The humor is obvious, but tea party “patriots” should take the hint. Any attempt to ground “Constitutional conservatism” (what is that?) in pathos-infused appeals to history must fail at the threshold, because on most subsidiary issues of consequence, the Founders never spoke with a unified voice.
I don’t mean to dispense with the idea that the Founders’ example should serve as a political and moral guide — it should, and does, speak a great deal about the importance of service, sacrifice, and the rule of law. But beyond these and other abstract values, the theory of a unified narrative decays. Members of the Founding generation, during and after the Constitutional Convention, disagreed sharply on what manner of government they’d created. Thomas Jefferson regarded Adams’ presidency — and, to a lesser extent, Washington’s — as imperial, almost monarchical. On some points he was even right: Adams’ conception of the freedom of speech leaves, ah, something to be desired by modern standards. Hamilton fought for (and won, briefly) a national bank, as a clearinghouse for state debt and a necessary tool to build American credit. Whole swaths of the country saw this, in turn, as the death of sovereign states. Relatedly, John Calhoun, in living memory of the Founders, thought the Tenth Amendment permitted nullification of federal acts. Every President of the era, and most signatories to the Constitution, disagreed.

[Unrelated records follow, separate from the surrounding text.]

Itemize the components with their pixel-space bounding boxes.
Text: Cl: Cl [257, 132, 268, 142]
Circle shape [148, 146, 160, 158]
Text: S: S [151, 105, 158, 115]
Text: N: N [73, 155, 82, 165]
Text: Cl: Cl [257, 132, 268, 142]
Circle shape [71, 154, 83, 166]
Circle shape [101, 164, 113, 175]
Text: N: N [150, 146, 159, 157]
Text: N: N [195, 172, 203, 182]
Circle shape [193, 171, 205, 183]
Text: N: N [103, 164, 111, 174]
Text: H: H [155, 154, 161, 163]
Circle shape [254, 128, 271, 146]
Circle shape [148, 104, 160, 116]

This should not be surprising. The drafting of the Constitution was a political act. We can attempt to discern the compromise on which the Founders settled — as we must, when determining legal controversies — but that’s a damn sight harder than looking at a complicated era of history and terming it “conservative,” especially when that word, as it’s used today, didn’t even exist at the time. Superficial answers to complicated questions will always fail: for example, “we’re a government of enumerated powers” is no answer to the question, “is healthcare reform constitutional?” Not, at least, with full knowledge of the fierce debate over the “necessary and proper” clause, and the context of its necessity after the Articles of Confederation — we rejected a form of government limited to enumerated powers. Questions like “what powers are ‘necessary and proper?'” are worth asking, but rarely asked, and notably avoided by appealing emotionally and exclusively to abstracted, simplistic theories of history.
Turning to Revolutionary War symbols to argue against discrete and identified policies is off point at best — an act of appropriation, not reverence — and insulting at worst. Our national symbols should remind us of who we are vis-à-vis the world, not each other. Put down the Gadsden flags; pick up a book.